While Atlantic was beginning to see some benefit from a subterranean shift in popular tastes as the market began to expand for rhythm and blues records, the company did not derive income from the sales of cover records. Neither did the artists. When r&b chart veteran LaVern Baker finally managed to land a record on the pop charts with “Tweedlee Dee” in January 1955, the plain white cover version by Georgia Gibbs that came out two weeks later outsold Baker’s smoking record. Baker couldn’t help holding a certain resentment toward Gibbs. She also couldn’t resist her little joke. Always a nervous flyer and headed out on tour, Baker took out flight insurance at the airport, named Georgia Gibbs the beneficiary, and sent her the insurance papers.

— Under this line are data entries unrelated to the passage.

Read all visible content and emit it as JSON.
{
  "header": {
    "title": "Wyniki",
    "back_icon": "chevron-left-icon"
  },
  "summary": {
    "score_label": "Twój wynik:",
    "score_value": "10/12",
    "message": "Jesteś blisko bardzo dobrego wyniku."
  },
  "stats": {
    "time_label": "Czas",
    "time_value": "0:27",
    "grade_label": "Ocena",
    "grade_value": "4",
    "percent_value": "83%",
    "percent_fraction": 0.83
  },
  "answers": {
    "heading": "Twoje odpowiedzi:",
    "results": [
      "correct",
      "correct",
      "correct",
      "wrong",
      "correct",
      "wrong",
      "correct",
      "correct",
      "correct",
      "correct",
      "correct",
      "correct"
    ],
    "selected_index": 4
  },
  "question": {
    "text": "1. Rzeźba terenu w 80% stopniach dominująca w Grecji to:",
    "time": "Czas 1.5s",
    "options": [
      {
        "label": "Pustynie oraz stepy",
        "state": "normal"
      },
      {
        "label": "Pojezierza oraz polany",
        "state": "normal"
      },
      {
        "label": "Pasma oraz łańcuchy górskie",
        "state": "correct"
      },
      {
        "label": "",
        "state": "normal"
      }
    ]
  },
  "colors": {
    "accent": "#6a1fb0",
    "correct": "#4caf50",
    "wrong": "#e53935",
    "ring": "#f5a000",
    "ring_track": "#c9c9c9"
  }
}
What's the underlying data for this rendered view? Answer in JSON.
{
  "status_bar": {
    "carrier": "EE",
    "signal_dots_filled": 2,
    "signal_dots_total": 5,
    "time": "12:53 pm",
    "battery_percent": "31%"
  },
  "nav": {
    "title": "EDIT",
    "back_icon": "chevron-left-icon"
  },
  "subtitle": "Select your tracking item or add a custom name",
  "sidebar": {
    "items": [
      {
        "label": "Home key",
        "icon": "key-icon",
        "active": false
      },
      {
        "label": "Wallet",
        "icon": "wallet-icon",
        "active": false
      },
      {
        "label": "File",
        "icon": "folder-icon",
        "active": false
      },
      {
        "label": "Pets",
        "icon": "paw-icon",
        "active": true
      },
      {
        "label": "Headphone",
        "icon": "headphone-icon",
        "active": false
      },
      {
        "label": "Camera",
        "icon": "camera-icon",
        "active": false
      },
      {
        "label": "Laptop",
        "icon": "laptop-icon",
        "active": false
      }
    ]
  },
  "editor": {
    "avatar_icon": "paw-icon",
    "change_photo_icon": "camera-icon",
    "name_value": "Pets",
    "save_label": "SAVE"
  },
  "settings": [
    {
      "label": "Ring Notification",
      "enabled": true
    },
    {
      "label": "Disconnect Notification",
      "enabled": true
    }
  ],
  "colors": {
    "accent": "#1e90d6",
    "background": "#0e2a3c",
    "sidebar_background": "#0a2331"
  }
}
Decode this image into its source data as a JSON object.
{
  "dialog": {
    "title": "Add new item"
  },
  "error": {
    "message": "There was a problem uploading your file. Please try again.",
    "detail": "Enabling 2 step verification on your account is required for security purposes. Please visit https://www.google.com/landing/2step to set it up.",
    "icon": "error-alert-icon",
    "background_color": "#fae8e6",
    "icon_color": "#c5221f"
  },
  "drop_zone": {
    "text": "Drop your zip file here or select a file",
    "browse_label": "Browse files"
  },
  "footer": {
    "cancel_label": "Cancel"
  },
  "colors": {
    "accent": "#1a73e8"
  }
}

Ray Charles summoned the Atlantic chiefs to Atlanta in November 1954. He had been tooling around the South building his own band, learning to play them like an instrument, finding his sound. They say the crowds dancing to his band in tobacco barns raised so much dust from between the floorboards, partners couldn’t see one another. The Atlantic guys sent him material from time to time, but he liked little of it. Instead he was working on his own songs. The trumpet player in the band brought him a half-done piece based on an old gospel song and Charles put some finishing touches on the number and started playing it onstage, as he and his band continued a string of endless one-nighters with T-Bone Walker and Lowell Fulson. Since he didn’t have any dates in the New York area, but he had four songs rehearsed and ready, he told Ahmet and Jerry to meet him in Atlanta, when he came into the Peacock Room for two weeks.

Ertegun and Wexler went straight to the club from the airport. Even though it was afternoon, Ray and the band were set up on the bandstand. When Ahmet and Jerry stepped foot in the club, Charles knew they were there and sent the band straight into “I Got a Woman.” In a moment, they realized that Charles had coalesced all the elements they saw in him, pulled together the disparate forces within him, and found his voice. They booked time where they could find it—a local radio
station where they had to stop recording at the top of the hour while an announcer came in and read the news—but they left town with four tracks in the can, including “I Got a Woman.”

The single went number one R&B after it came out in January 1955, connecting Ray Charles for the first time across the country with black disc jockeys and audiences. They followed their best instincts with Ray Charles and left him alone. It was a novel a&r strategy, not widely practiced in the industry, and Atlantic was going to be rewarded, not with just another hit record, but also with an artist whose voice would reach multitudes. The records they were making were defining rhythm and blues, and rhythm and blues was spreading out on the nationwide record scene underneath them. With Ray Charles, they had the good sense to just let it happen.

*
Ahmet liked to record his songwriting demos in the Make-a-Record booth at the Times Square subway station.